Ellery ripped the sheet out of the machine and laid it on the desk side by side with the sheet on which the original scraps had been pasted. Moley trod heavily to a position behind him and the two men studied the adjacent sheets. Ellery had written precisely what appeared on the paste-up.
“Same type,” murmured Ellery, taking out his glass and examining individual characters. “Hmm. Clear case, Inspector. Have a look at the capital I’s. Notice the slight fading of the right-hand side of the lower serif; worn metal. And the upper right serif of the capital T is gone altogether in both. As a matter of fact, even the consistency of the ribbon seems to be the same; there’s the identical muck in the lower case e’s and o’s.” He passed the lens to Moley, who squinted through it for a moment and then nodded. “Yes, this is the machine, all right. Whoever typed the original of this message sat in this very chair.”
There was silence as Ellery covered the machine and stowed his kit away. Moley paced up and down, a feral glitter in his eyes. Suddenly a thought struck him and he dashed away without explanation. Rosa sat limply on the divan with a stricken expression. When Moley returned he was hoarse with triumph. “Just thought I’d make sure this machine has never left the house. By God, it hasn’t! We’ve got somethin’ at last.”
“What you have,” said Ellery, “is concrete evidence that the murderer is associated with this house, Inspector. Before it might have been any one. Yes, yes, that’s a cosmic discovery. I think it clarifies certain issues, although... Miss Godfrey, perhaps you wouldn’t care to listen to a bit of professional theorizing?”
“Perhaps I would!” Rosa’s blue eyes were blazing. “I want to hear all about it. If it concerns any one in this house— Murder’s despicable under any circumstances. Please talk. I want to help if I can.”

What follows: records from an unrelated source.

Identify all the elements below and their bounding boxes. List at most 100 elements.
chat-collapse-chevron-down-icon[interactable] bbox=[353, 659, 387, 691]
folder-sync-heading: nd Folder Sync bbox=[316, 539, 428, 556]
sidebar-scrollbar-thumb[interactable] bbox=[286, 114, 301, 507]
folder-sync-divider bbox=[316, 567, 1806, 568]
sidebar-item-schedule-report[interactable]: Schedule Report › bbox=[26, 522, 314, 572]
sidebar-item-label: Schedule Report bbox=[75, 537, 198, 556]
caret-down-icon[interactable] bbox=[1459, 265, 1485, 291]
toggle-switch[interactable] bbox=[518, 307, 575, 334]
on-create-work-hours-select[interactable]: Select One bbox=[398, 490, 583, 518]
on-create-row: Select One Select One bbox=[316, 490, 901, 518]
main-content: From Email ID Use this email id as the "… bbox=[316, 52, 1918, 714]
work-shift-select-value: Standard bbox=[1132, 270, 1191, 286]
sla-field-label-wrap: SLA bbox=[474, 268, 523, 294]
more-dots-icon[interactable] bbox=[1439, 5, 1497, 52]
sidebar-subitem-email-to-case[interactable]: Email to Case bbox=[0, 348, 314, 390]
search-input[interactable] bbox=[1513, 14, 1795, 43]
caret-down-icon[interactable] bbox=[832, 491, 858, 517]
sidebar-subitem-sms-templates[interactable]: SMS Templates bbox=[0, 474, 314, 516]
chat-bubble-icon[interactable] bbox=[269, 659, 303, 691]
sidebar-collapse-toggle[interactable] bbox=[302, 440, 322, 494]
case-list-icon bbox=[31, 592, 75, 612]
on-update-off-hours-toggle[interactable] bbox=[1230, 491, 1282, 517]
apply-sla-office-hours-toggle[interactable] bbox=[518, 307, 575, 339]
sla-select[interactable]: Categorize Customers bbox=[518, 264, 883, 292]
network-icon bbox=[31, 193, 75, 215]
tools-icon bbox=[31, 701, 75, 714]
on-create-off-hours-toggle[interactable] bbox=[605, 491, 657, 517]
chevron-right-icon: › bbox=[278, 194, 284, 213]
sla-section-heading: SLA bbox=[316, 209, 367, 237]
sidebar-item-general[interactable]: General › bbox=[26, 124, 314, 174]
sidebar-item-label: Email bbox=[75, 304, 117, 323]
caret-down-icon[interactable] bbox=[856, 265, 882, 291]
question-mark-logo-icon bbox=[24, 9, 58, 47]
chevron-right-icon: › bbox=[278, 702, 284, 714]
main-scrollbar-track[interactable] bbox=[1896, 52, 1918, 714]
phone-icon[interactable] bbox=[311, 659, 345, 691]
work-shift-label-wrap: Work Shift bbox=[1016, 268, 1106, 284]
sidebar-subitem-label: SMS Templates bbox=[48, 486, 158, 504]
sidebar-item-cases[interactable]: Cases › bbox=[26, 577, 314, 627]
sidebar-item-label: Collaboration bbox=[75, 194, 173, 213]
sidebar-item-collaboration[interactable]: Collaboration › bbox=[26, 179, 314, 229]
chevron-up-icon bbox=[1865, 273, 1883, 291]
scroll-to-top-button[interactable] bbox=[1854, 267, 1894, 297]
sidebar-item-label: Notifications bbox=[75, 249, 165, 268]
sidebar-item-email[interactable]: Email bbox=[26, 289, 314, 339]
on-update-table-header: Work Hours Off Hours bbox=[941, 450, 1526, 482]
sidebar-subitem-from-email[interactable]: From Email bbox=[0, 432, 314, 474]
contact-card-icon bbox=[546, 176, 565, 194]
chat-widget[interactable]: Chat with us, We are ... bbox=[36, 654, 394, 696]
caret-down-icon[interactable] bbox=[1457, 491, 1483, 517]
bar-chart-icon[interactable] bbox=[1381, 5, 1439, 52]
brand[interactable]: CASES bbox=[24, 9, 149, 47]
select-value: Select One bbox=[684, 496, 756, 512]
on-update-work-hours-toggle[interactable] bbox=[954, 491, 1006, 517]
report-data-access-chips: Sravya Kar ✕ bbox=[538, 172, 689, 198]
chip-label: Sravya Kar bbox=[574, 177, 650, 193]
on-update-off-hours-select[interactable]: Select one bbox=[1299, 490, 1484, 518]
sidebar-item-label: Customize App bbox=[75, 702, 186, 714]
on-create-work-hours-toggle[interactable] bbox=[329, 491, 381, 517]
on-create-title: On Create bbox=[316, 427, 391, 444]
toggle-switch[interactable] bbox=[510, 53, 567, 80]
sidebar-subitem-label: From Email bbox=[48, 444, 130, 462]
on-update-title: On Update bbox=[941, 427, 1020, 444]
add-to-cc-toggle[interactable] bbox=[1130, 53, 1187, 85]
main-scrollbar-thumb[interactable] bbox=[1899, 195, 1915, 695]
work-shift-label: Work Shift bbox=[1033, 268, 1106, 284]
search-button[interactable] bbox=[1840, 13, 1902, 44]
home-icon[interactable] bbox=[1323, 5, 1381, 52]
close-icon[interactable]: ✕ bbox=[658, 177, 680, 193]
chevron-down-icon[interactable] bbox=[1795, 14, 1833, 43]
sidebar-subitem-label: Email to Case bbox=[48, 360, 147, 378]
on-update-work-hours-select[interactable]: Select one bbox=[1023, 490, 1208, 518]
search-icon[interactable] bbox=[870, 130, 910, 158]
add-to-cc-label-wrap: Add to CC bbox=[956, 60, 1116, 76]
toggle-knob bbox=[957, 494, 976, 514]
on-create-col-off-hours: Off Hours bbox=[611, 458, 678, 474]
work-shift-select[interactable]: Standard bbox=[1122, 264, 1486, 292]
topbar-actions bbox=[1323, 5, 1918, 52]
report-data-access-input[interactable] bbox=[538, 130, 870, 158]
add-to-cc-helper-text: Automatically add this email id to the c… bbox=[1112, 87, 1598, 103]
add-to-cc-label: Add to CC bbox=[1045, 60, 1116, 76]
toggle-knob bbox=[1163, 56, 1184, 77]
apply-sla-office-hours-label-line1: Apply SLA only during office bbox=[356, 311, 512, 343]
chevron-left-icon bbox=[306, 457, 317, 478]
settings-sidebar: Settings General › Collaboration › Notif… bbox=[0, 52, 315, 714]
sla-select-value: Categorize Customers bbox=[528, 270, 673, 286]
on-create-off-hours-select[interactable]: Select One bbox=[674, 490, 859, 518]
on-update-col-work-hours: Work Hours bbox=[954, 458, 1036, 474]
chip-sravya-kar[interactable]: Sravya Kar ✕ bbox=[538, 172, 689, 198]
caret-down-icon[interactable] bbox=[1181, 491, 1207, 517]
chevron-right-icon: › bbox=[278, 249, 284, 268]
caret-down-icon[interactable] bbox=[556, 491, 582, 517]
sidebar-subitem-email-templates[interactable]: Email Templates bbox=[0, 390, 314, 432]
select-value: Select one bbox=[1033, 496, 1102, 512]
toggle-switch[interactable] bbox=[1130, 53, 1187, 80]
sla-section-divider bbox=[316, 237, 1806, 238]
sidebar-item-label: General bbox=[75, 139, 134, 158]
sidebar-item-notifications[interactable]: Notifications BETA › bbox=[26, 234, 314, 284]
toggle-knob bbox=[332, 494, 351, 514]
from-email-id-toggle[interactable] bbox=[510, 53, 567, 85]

“You may get your fingers burned, you know,” said Ellery gently. But her mouth only hardened. “Very well, then. What have we? An emissary of a potential murderer whom we shall call X is hired to kidnap John Marco, take him out to sea, kill him, and dump his body overside. This emissary, the formidable Captain Kidd, stupidly mistakes David Kummer, your uncle, for Marco. Your part in the plot is purely incidental, Miss Godfrey; X informed Kidd that Marco would be with you, and you were tied up in Waring’s cottage merely to keep you from sounding a premature alarm. Before Kidd took your uncle off in Waring’s cruiser he telephoned X... from all indications, in this very house. He told X that he had ‘Marco.’ So far, X’s plan was successful.”